The Sellout by Paul Beatty
You can't tell the story of America without talking about race, and there's no American writer who writes on the subject with as much biting wit as Paul Beatty. The Sellout is a blistering satire about the supposedly "post-race" America that centers on a black man who tries to reinstitute slavery and segregation in a California town, landing him in front of the Supreme Court. The hilarious 2015 novel won countless accolades, including the Man Booker prize, and has only grown more relevant given the last two years of American politics.
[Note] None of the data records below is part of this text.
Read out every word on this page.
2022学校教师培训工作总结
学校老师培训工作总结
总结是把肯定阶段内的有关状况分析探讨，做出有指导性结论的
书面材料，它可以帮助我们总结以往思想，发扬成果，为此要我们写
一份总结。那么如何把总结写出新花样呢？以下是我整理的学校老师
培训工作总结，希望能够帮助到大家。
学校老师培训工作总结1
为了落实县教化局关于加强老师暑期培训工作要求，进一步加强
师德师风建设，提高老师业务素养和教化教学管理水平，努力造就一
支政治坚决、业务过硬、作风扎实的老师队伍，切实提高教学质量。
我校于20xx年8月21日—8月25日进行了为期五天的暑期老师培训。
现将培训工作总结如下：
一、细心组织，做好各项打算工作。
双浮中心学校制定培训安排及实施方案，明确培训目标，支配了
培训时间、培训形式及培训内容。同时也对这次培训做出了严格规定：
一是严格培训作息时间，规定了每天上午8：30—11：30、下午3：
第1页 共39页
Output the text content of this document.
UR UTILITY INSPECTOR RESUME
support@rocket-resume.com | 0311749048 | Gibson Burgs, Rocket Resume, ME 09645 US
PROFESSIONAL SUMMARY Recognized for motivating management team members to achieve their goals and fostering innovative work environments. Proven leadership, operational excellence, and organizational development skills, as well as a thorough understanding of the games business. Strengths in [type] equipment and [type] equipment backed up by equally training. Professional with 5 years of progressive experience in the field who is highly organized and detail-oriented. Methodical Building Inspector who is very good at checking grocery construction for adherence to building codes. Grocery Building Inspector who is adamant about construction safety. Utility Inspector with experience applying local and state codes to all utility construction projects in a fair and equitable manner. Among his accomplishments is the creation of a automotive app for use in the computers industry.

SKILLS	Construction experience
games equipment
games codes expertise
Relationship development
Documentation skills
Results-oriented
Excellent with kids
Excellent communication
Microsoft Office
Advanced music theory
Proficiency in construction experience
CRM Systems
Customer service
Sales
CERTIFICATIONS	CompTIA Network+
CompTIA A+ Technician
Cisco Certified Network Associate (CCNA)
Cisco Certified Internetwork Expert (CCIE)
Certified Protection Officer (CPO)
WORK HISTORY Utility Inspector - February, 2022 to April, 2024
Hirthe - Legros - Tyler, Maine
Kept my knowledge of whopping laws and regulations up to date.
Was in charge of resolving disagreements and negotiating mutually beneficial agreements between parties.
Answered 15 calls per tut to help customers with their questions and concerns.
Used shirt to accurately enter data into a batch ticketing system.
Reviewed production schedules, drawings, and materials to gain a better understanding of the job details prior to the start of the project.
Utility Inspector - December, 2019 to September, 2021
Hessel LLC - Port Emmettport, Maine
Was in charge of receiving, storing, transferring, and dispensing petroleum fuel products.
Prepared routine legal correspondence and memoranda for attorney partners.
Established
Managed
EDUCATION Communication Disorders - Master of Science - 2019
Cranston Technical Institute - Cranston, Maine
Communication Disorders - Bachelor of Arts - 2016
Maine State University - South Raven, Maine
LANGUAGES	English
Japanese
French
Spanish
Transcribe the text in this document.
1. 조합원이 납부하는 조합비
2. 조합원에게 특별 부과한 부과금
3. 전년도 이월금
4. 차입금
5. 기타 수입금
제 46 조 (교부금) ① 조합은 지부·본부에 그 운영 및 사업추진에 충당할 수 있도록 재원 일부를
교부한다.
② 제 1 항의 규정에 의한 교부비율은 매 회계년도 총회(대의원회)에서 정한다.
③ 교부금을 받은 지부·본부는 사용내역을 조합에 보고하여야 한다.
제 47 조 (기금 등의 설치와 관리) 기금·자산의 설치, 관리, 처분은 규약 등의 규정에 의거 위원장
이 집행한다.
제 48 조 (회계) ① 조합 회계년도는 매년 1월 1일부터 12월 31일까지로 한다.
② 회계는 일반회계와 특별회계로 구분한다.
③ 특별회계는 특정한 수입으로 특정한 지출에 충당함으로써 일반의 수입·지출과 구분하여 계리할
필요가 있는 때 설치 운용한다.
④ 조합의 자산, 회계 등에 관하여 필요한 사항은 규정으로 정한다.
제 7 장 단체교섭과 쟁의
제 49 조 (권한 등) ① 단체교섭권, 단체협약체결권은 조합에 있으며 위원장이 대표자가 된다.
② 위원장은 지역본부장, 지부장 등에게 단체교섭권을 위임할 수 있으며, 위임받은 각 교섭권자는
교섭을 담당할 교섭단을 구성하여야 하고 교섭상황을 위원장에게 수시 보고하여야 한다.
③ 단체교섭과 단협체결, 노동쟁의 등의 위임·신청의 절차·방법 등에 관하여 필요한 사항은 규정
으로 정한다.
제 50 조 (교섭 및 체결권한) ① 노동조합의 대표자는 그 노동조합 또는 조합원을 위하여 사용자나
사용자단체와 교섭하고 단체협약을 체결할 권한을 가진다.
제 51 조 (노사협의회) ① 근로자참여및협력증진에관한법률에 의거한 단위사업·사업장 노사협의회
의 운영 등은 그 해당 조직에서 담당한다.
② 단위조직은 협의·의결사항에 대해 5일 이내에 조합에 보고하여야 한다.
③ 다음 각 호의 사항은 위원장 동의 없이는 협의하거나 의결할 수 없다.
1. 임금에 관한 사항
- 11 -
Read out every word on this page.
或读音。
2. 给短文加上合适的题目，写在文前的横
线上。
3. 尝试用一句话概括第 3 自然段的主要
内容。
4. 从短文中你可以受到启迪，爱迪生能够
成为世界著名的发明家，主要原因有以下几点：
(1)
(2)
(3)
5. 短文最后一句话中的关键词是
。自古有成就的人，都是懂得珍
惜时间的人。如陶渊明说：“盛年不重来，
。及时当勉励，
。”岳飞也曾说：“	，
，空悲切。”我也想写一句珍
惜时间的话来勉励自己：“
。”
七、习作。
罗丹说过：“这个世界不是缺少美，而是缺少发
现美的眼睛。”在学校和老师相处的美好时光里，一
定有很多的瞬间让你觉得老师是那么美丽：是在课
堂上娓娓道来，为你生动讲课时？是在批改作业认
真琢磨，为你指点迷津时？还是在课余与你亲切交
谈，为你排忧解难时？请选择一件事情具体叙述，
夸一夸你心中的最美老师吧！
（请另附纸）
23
Persepolis by Marjane Satrapi
Satrapi's graphic memoir tells the story of the Iranian Revolution through the eyes of a child watching her whole world change. Satrapi was ten when the revolution occurred, and the beautifully drawn comic follows her and her family as they struggle to deal with the massive changes wrought on the lives of Iranians following the overthrow of the Shah in 1979. The celebrated book follows her into her teenage years—and the sequel, Persepolis 2, follows her into adulthood—making it both a moving coming-of-age story and a gripping look at the radical changes that revolutions can bring.
The Handmaid's Tale by Margaret Atwood
With the election of an openly misogynistic politician—and the well-timed Hulu TV show—
Atwood's The Handmaid's Tale has become one of the most talked about dystopias in 2017. And for sadly good reason. Atwood's 1985 novel about extremist right-wing Christians toppling the United States government and instituting a sexist fundamentalist society feels painfully relevant in an America where women's reproductive rights are constantly under assault.
Louis Riel by Chester Brown
A brilliant look at a failed revolutionary, Chester Brown's graphic biography tells the life story of métis rebel leader Riel, who fought against the Canadian government for the freedom and rights of his people. Riel is a fascinating and flawed leader who makes several mistakes during his various uprisings and political battles and ends up dying a martyr. Brown's artwork is beautiful and sparse, and he deftly navigates the complicated politics of North America at the time. The 2003 book showcases the unique power that the comic medium can bring to biography.
Dune by Frank Herbert
Herbert's 1965 sci-fi classic is one of the best novels of political intrigue—if the idea of Game of Thrones in space sounds good to you, buy this now. The epic space opera follows the maneuverings of different powerful families as they struggle to control the planet Arrakis and the essential "spice" resource that only exists there. While the royal families and emperor fight over the spice, the hero Paul Atreides joins the native Fremen people and leads them in an uprising that will disrupt the entire balance of the universe—a rebellion that even Paul can't control.